The book begins with a frank invitation to readers, especially students, to become agents of social change. The authors argue that the pull for psychology, including community psychology, to be scientifically respectable, has privileged facts over values. They believe that values are at the heart of the enterprise, and that community psychology must serve as the social conscience of the broader discipline. This spirit drives the whole book - as one would expect from the previous work of these two well-known activist community psychologists.

Although they modestly describe themselves as "editors," Nelson and Prilleltensky actually wrote most of the book, with only Parts 5 and 6 devoted to the work of others. In Parts 1 through 4 they include short commentaries by others to supplement their own work on each chapter. One of their goals is to provide an international perspective, and their commentators and chapter authors are chosen, in part, with that in mind. The authors also want to tie community psychology to other disciplines, and their chapter authors and commentators are often from allied fields. For instance, Maritza Montero who has the task of writing the concluding chapter, received her PhD in Sociology in Paris, has taught in Europe and Latin America, and is now a professor of social psychology and community social psychology in Venezuela. This sort of breadth makes the book a welcome change from the usual community psychology texts still grounded in community mental health and seeing social problems almost exclusively from a U.S. perspective.

In Part I, the authors introduce their project for community psychology, offering "issues, values, and tools for liberation and well-being." They point out that a discipline's problems are carried into the present from the past, but that values and ideals tell us where we want to be in the future. Isaac Prilleltensky has outlined, in various writings, a set of values that he feels are appropriate for community psychology -these values inform the text. They include holism (focusing on the whole person and his or her social context); health; caring, compassion, and support for community structures (including the importance of structures that facilitate the pursuit of personal and communal goals); self-determination (the opportunity and power to direct one's life as one wishes); participation (individuals meaningfully contributing to their communities); social justice (fair and equitable allocations of resources and obligations); diversity; accountability to oppressed groups.

Tools for Action and Research

In Part II, "Values, Principles, and Conceptual Tools," the authors talk about sources of values and the way values are chosen to inform research and action. Then, moving to ground that may be more familiar in community psychology, they present a chapter on ecology, prevention and promotion. Another chapter focuses on community and power, and another on commitment, accountability, and inclusion.
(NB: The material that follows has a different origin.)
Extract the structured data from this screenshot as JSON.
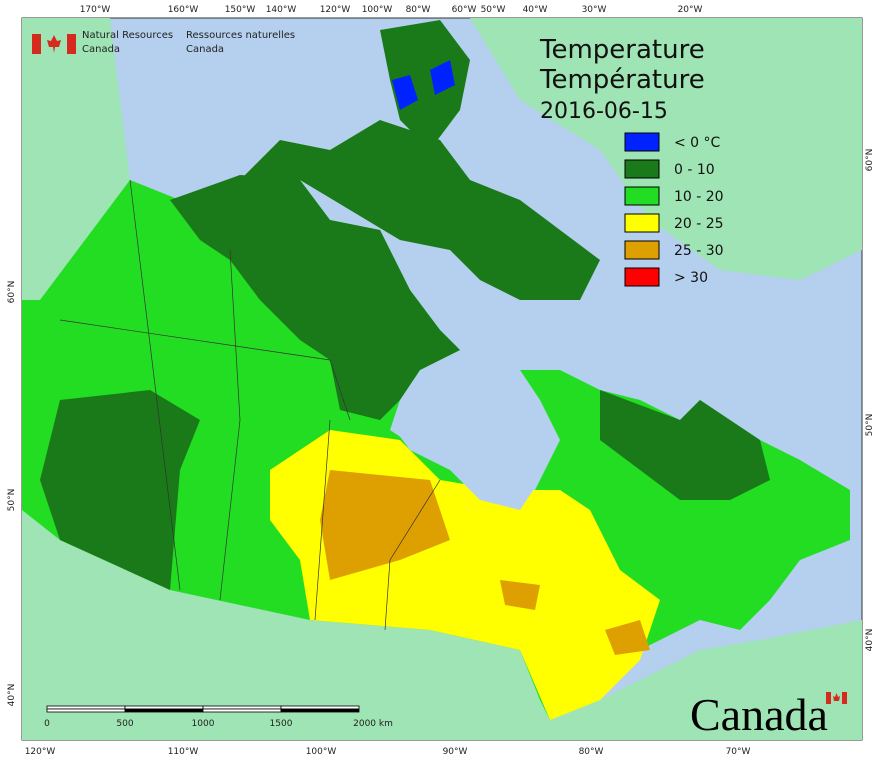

Part III, "Tools for Action," is devoted to interventions at various levels: social, organizational, small group, and individual. Here, the authors give examples of interventions and possible roles for the community psychologist. They organize their examples in three categories of setting: human services, alternative settings, and social change settings. Examples of human service settings include community mental health centres, departments of community services, departments of public health, school boards, child and family services. In such settings the community psychologist might develop, manage or evaluate programs, manage human resources, and so on. Examples of alternative settings include women's shelters, self-help groups run by community members, resource centres for people with HIV/AIDS, advocacy centres for refugees. Here, the community psychologist might be social advocate, community developer, group facilitator, or even board member. Examples of social change settings include social change movements, political parties, unions, and social policy institutes. Roles include organizer, researcher, policy developer, writer, public speaker. The authors point out that community psychologists can work from within or without, but if they work on the inside they have to consider whose interests are (really) being served by the organization.